Rogers Jarbas, hoje delegado aposentado da PJC, volta a ser monitorado por tornozeleira para não atrapalhar investigações ainda em andamento

Por determinação do juiz Jorge Luiz Tadeu Rodrigues, da 7ª Vara Criminal de Cuiabá, o ex-secretário estadual de Segurança Pública e delegado aposentado da Polícia Civil, Rogers Elizandro Jarbas, voltará a ser monitorado por uma tornozeleira eletrônica. O equipamento será colocado em Jarbas ainda nesta segunda-feira (18), às 15h, no Fórum de Cuiabá.

O pedido para a imposição de medidas cautelares a serem cumpridas por Jarbas partiu das delegadas Ana Cristina Feldner e Jannira Laranjeira Siqueira Campos, que conduzem, no âmbito da Polícia Civil, as investigações do esquema de grampos telefônicos ilegais, que ficou conhecido como “grampolândia pantaneira”.

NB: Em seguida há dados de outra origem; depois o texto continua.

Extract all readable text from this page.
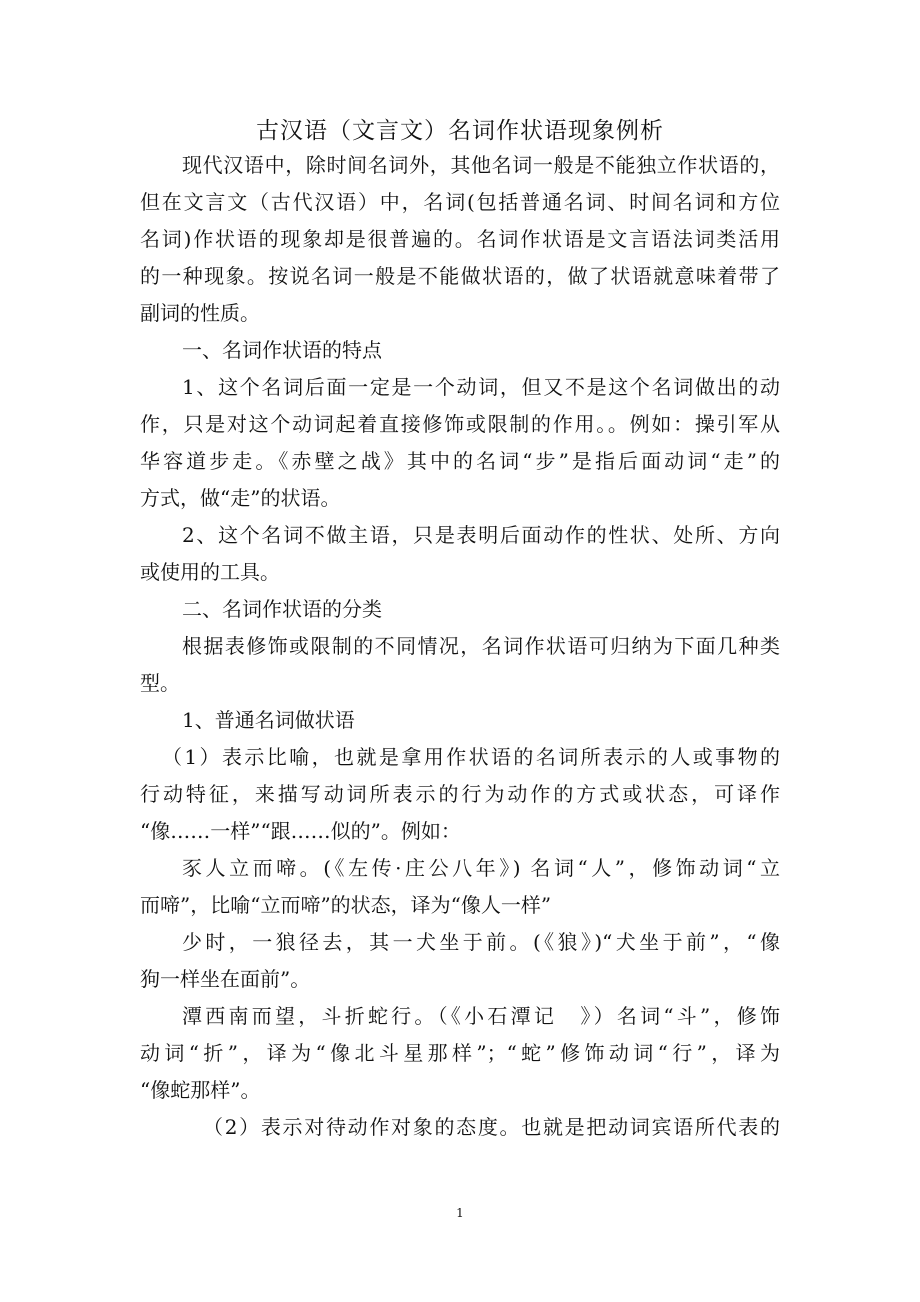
古汉语（文言文）名词作状语现象例析
现代汉语中，除时间名词外，其他名词一般是不能独立作状语的，
但在文言文（古代汉语）中，名词(包括普通名词、时间名词和方位
名词)作状语的现象却是很普遍的。名词作状语是文言语法词类活用
的一种现象。按说名词一般是不能做状语的，做了状语就意味着带了
副词的性质。
一、名词作状语的特点
1、这个名词后面一定是一个动词，但又不是这个名词做出的动
作，只是对这个动词起着直接修饰或限制的作用。。例如：操引军从
华容道步走。《赤壁之战》其中的名词“步”是指后面动词“走”的
方式，做“走”的状语。
2、这个名词不做主语，只是表明后面动作的性状、处所、方向
或使用的工具。
二、名词作状语的分类
根据表修饰或限制的不同情况，名词作状语可归纳为下面几种类
型。
1、普通名词做状语
（1）表示比喻，也就是拿用作状语的名词所表示的人或事物的
行动特征，来描写动词所表示的行为动作的方式或状态，可译作
“像……一样”“跟……似的”。例如：
豕人立而啼。(《左传·庄公八年》) 名词“人”，修饰动词“立
而啼”，比喻“立而啼”的状态，译为“像人一样”
少时，一狼径去，其一犬坐于前。(《狼》)“犬坐于前”，“像
狗一样坐在面前”。
潭西南而望，斗折蛇行。（《小石潭记　》）名词“斗”，修饰
动词“折”，译为“像北斗星那样”；“蛇”修饰动词“行”，译为
“像蛇那样”。
（2）表示对待动作对象的态度。也就是把动词宾语所代表的
1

Jarbas também foi proibido de manter contato com outros investigados e terá de se recolher em casa durante as noites, finais de semana e feriados.

Rogers Jarbas era secretário de Segurança Pública no governo do tucano Pedro Taques e foi preso em setembro de 2017 na Operação Esdras por determinação do desembargador Orlando de Almeida Perri, do Tribunal de Justiça de Mato Grosso (TJMT). Ele foi acusado de acusado de tentar atrapalhar as investigações do esquema de grampos ilegais que envolvia militares de alta patente e secretários de Estado.

As investigações eram sobre o esquema de escutas telefônicas ilegais na modalidade “barriga de aluguel” que  foi operado por um núcleo a Polícia Militar tendo como vítima dos grampos políticos de oposição ao governo de Pedro Taques, empresários, servidores públicos, médicos, jornalistas e um desembargador aposentado. Na época, a prisão do então secretário e outras sete pessoas foi sob acusação de estarem armando um plano para afastar Orlando Perri da relatoria dos processos da grampolândia no TJMT.

Depois de deixar a prisão, Jarbas chegou a usar tornozeleira por um tempo, mas já estava livre do monitoramento. Agora, as delegadas que seguem investigando fatos da “grampolândia pantaneira”, voltaram a pedir que ele seja monitorado para não atrapalhar as investigações. O motivo é para evitar que ele Jarbas mantenha contato com outras pessoas investigadas.

No mês passado, o ex-secretário virou réu numa ação penal pelo crime de ameaça por ter ameaçado o também delegado da PJC, Flávio Henrique Strigueta, num estacionamento de um supermercado em Cuiabá, em março de 2018. À época, Stringueta estava no comando de um inquérito policial que culminou na Operação Esdras e na prisão de Jarbas.

No dia 29 do mês passado, Rogers Jarbas se aposentou da função de delegado por tempo de contribuição.